Il Contratto per il governo del cambiamento, la piattaforma programmatica su cui dovrebbe fondarsi il prossimo esecutivo composto da Movimento 5 Stelle e Lega, è ormai definitivo e noto, dopo la pubblicazione di alcune sue versioni provvisorie, giunte in possesso dei mezzi di comunicazione e ampiamente discusse nei giorni scorsi.
Scorrendo il documento, colpisce innanzitutto che il “governo del cambiamento” non preveda alcun capitoletto dedicato ai temi dell’innovazione o della digitalizzazione, come già hanno notato alcuni osservatori; tanto più questo provenendo da una forza politica che ha utilizzato e utilizza estensivamente Internet come mezzo di comunicazione con i propri iscritti. Più in generale, l’impressione di molte parti del Contratto è che esso strizzi l’occhio nostalgicamente a un’Italia del passato, la “quinta potenza industriale” nel mondo, volendo encomiabilmente rinverdirne i fasti, ma con strumenti che rischiano di essere poco adatti a competere su una scena mondiale strutturalmente modificata dalla globalizzazione e dalla rivoluzione digitale.
D’altra parte, le riforme proposte sono, in alcuni campi, radicali e riprendono i cavalli di battaglia delle due forze politiche nella scorsa campagna elettorale: la flat tax per la Lega e il reddito di cittadinanza per i Cinque Stelle. A questi due temi cardine si aggiungono numerosi altri provvedimenti con un rilevante impatto economico: dalla riforma delle pensioni alle politiche per le famiglie, dall’eliminazione di alcune delle accise sulla benzina alla sterilizzazione delle clausole di salvaguardia sull’IVA, fino a investimenti e nuove assunzioni per le forze dell’ordine. L’Osservatorio sui conti pubblici italiani dell’Università Cattolica ha stimato che l’insieme di tutte queste politiche di spesa assommerebbe a circa 110–125 miliardi di euro, dei quali 50 miliardi attribuibili alla sola riforma fiscale, mentre le coperture quantificabili dal lato delle entrate sarebbero solo 500 milioni di euro circa.

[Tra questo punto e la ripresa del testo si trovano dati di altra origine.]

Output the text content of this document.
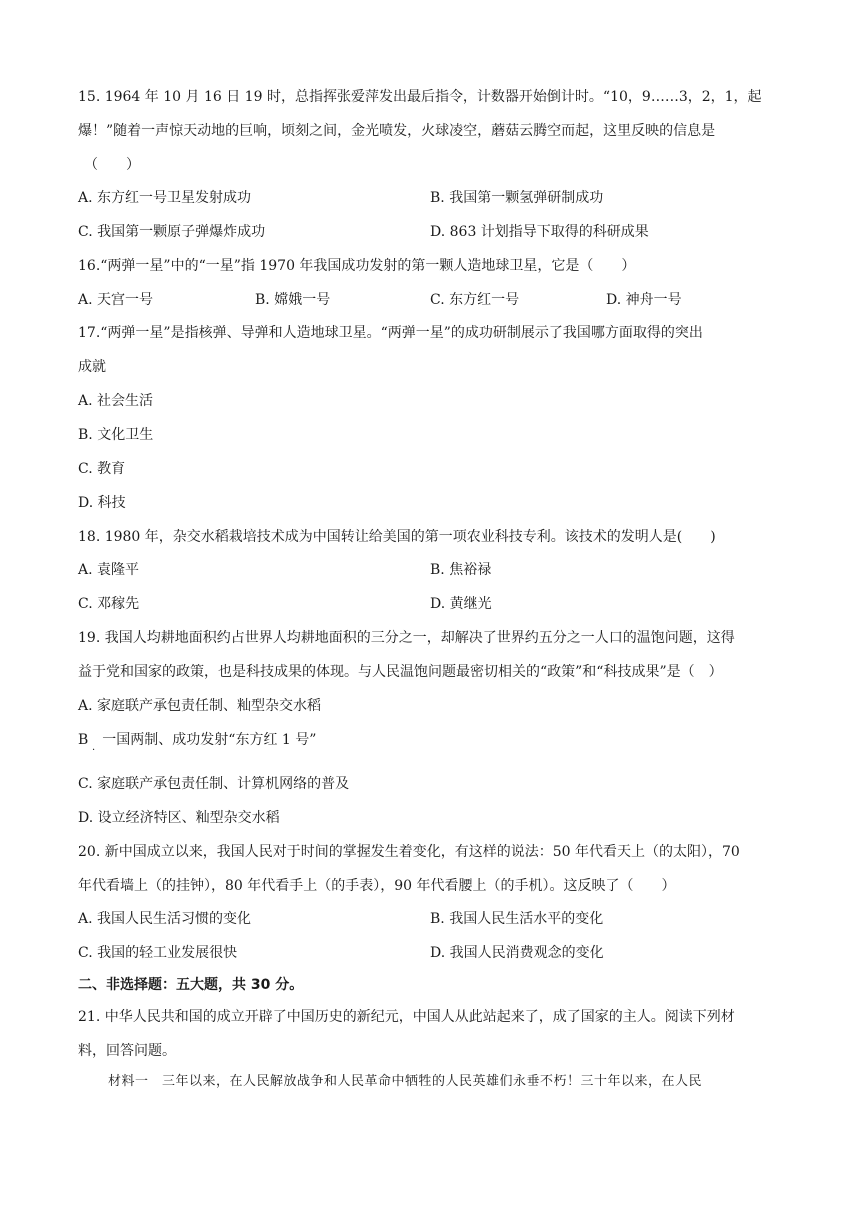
15. 1964 年 10 月 16 日 19 时，总指挥张爱萍发出最后指令，计数器开始倒计时。“10，9……3，2，1，起
爆！”随着一声惊天动地的巨响，顷刻之间，金光喷发，火球凌空，蘑菇云腾空而起，这里反映的信息是
（　　）
A. 东方红一号卫星发射成功	B. 我国第一颗氢弹研制成功
C. 我国第一颗原子弹爆炸成功	D. 863 计划指导下取得的科研成果
16.“两弹一星”中的“一星”指 1970 年我国成功发射的第一颗人造地球卫星，它是（　　）
A. 天宫一号	B. 嫦娥一号	C. 东方红一号	D. 神舟一号
17.“两弹一星”是指核弹、导弹和人造地球卫星。“两弹一星”的成功研制展示了我国哪方面取得的突出
成就
A. 社会生活
B. 文化卫生
C. 教育
D. 科技
18. 1980 年，杂交水稻栽培技术成为中国转让给美国的第一项农业科技专利。该技术的发明人是(　　)
A. 袁隆平	B. 焦裕禄
C. 邓稼先	D. 黄继光
19. 我国人均耕地面积约占世界人均耕地面积的三分之一，却解决了世界约五分之一人口的温饱问题，这得
益于党和国家的政策，也是科技成果的体现。与人民温饱问题最密切相关的“政策”和“科技成果”是（　）
A. 家庭联产承包责任制、籼型杂交水稻
B　一国两制、成功发射“东方红 1 号”
·
C. 家庭联产承包责任制、计算机网络的普及
D. 设立经济特区、籼型杂交水稻
20. 新中国成立以来，我国人民对于时间的掌握发生着变化，有这样的说法：50 年代看天上（的太阳），70
年代看墙上（的挂钟），80 年代看手上（的手表），90 年代看腰上（的手机）。这反映了（　　）
A. 我国人民生活习惯的变化	B. 我国人民生活水平的变化
C. 我国的轻工业发展很快	D. 我国人民消费观念的变化
二、非选择题：五大题，共 30 分。
21. 中华人民共和国的成立开辟了中国历史的新纪元，中国人从此站起来了，成了国家的主人。阅读下列材
料，回答问题。
材料一　三年以来，在人民解放战争和人民革命中牺牲的人民英雄们永垂不朽！三十年以来，在人民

In realtà, le due forze politiche sperano di ricavare nuove entrate attraverso un condono o “pace fiscale”, che potrebbe portare nelle casse dello Stato da 35 a 50 miliardi di euro una tantum, e rinegoziando con l’Unione Europea i contributi a carico dell’Italia e i fondi ad essa destinati.
Proprio l’Unione Europea è stato uno dei temi più controversi del Contratto e la formulazione del relativo capitoletto è stata profondamente rivista nella versione definitiva rispetto alle prime stesure circolate, ammorbidendo progressivamente i toni nei confronti delle istituzioni comunitarie. D’altro canto, proprio in questi giorni è in atto una riflessione — portata avanti in particolare dal presidente francese Macron — sul futuro dell’Unione Europea e sarebbe miope da parte dell’Italia non partecipare costruttivamente a questo tavolo attestandosi su una posizione di rigide rivendicazioni economiche che, come dimostra il caso della Brexit, rischiano di ritorcersi contro gli stessi proponenti. Come notano numerosi osservatori, l’attuale situazione politica di Francia e Germania è particolarmente propizia per cercare di correggere alcuni degli errori più macroscopici che l’Unione Europea ha compiuto negli ultimi anni, ma questo richiede un’abilità negoziale che mal si concilia con toni ultimativi dall’una e dall’altra parte.
Le prime versioni del Contratto sono state accolte con moderato scetticismo dal mercato, che ha causato un innalzamento tutto sommato contenuto degli indici di rischio dell’Italia. Molto si giocherà sulla capacità dei futuri governanti di reperire le ingenti risorse necessarie per implementare, anche gradualmente, il programma, soprattutto nei temi economici, senza eccessivi scossoni sui conti pubblici. Anche il rapporto con l’Unione Europea sarà un banco di prova sensibile agli occhi degli investitori per valutare il nuovo esecutivo, per cui sarà opportuno evitare toni accesi e intraprendere le dovute negoziazioni senza troppe rigidità.
In conclusione, l’impressione è che i mercati abbiano assunto un atteggiamento attendista nei confronti del nuovo governo. Alcune delle proposte sono suonate in una prima versione come veri e propri campanelli d’allarme, ridimensionati poi nella stesura definitiva del documento. Altre sono indubbiamente coraggiose, ma rischiano di restare un libro dei sogni in assenza di una maggiore chiarezza sulla reperibilità delle risorse necessarie per portarle a termine. Le prime settimane di governo — sempre che non sorgano intoppi alla formazione del nuovo esecutivo — saranno probabilmente cruciali nel determinare l’atteggiamento degli investitori internazionali verso il nostro paese.